# Help me remember...



## Chopin_Fan777 (Apr 22, 2010)

I need some help remembering a sacred work by Rossini. All I remember about it was that it concerned Christ's Second Coming.

Thanks for helping me remember!


----------



## Bix (Aug 12, 2010)

Chopin_Fan777 said:


> I need some help remembering a sacred work by Rossini. All I remember about it was that it concerned Christ's Second Coming.
> 
> Thanks for helping me remember!


This is very tricky as Rossini wrote quite a bit of sacred music and cantatas - you can rule out tantum ergo and the masses as they don't speak so much of the second coming.

There is an opera by Rossini that is based on Saint Adelaide of Italy, also called Adelaide of Burgundy called Adelaide di Borgogna. She predicted that the second coming of Christ would be in the first millenium AD, but died a number of days before thought event.

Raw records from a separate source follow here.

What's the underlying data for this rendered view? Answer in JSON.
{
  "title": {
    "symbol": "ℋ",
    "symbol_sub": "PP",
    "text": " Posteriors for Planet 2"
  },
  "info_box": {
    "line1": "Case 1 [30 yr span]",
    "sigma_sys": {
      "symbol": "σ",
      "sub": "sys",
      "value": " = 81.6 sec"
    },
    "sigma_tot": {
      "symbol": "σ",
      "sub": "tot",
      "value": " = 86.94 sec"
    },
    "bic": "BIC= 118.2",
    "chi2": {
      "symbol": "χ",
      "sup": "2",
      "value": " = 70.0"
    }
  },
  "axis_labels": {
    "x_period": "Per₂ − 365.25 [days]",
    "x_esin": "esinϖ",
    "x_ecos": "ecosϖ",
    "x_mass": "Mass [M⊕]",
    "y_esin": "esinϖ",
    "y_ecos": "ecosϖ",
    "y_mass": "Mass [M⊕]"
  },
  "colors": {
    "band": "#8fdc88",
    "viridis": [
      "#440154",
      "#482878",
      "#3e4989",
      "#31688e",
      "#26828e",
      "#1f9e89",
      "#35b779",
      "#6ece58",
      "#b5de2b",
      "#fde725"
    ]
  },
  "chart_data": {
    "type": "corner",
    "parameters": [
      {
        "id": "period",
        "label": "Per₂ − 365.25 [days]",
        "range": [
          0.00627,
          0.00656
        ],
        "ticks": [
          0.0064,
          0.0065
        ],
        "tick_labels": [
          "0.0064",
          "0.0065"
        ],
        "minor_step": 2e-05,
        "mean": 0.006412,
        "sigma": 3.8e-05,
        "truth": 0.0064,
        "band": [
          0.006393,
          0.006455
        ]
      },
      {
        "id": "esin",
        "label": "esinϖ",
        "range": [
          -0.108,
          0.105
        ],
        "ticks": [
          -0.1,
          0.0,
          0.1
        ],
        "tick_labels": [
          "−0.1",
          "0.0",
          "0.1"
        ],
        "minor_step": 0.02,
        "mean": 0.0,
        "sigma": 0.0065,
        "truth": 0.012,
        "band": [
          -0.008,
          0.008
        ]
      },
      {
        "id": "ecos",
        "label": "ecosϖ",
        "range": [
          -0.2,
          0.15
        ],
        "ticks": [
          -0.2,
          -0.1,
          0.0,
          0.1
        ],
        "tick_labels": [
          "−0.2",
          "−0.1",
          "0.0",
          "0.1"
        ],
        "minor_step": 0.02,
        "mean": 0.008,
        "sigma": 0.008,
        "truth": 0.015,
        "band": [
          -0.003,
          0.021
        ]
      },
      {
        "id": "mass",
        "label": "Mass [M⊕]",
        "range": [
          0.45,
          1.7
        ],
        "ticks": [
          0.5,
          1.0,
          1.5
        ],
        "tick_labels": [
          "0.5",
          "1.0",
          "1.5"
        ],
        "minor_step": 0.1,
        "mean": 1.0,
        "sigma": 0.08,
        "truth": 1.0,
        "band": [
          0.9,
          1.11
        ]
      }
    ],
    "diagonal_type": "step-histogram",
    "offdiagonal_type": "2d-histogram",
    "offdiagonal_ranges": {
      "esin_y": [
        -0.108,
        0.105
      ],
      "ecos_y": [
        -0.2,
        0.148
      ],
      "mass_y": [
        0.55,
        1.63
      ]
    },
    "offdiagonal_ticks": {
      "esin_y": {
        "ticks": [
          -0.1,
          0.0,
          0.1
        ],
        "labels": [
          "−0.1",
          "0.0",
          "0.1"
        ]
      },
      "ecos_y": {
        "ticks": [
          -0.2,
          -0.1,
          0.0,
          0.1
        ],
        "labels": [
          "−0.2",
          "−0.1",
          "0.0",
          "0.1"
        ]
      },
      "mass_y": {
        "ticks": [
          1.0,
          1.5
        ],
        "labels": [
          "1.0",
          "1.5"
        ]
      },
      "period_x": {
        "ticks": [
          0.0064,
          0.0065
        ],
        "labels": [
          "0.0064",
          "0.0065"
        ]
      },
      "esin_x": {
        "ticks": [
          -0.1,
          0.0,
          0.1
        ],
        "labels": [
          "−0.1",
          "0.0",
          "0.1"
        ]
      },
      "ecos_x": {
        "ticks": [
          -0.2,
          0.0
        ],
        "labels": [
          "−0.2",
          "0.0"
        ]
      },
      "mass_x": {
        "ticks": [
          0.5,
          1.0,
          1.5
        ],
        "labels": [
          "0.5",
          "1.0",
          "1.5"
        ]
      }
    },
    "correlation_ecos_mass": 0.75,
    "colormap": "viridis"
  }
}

http://en.wikipedia.org/wiki/Adelaide_di_Borgogna

I don't know if the oveture will help jog your memory but here it is.


----------



## Chopin_Fan777 (Apr 22, 2010)

Bix said:


> This is very tricky as Rossini wrote quite a bit of sacred music and cantatas - you can rule out tantum ergo and the masses as they don't speak so much of the second coming.
> 
> There is an opera by Rossini that is based on Saint Adelaide of Italy, also called Adelaide of Burgundy called Adelaide di Borgogna. She predicted that the second coming of Christ would be in the first millenium AD, but died a number of days before thought event.
> 
> ...


Thanks for the reply. Actually, my mom's the one wanting to know, and I'm helping her search.

She's absolutely sure it's not from an opera. The piece involved a chorus that sung Latin and it was about the Second Coming (specifically, the end of times).

Once again, thanks for helping


----------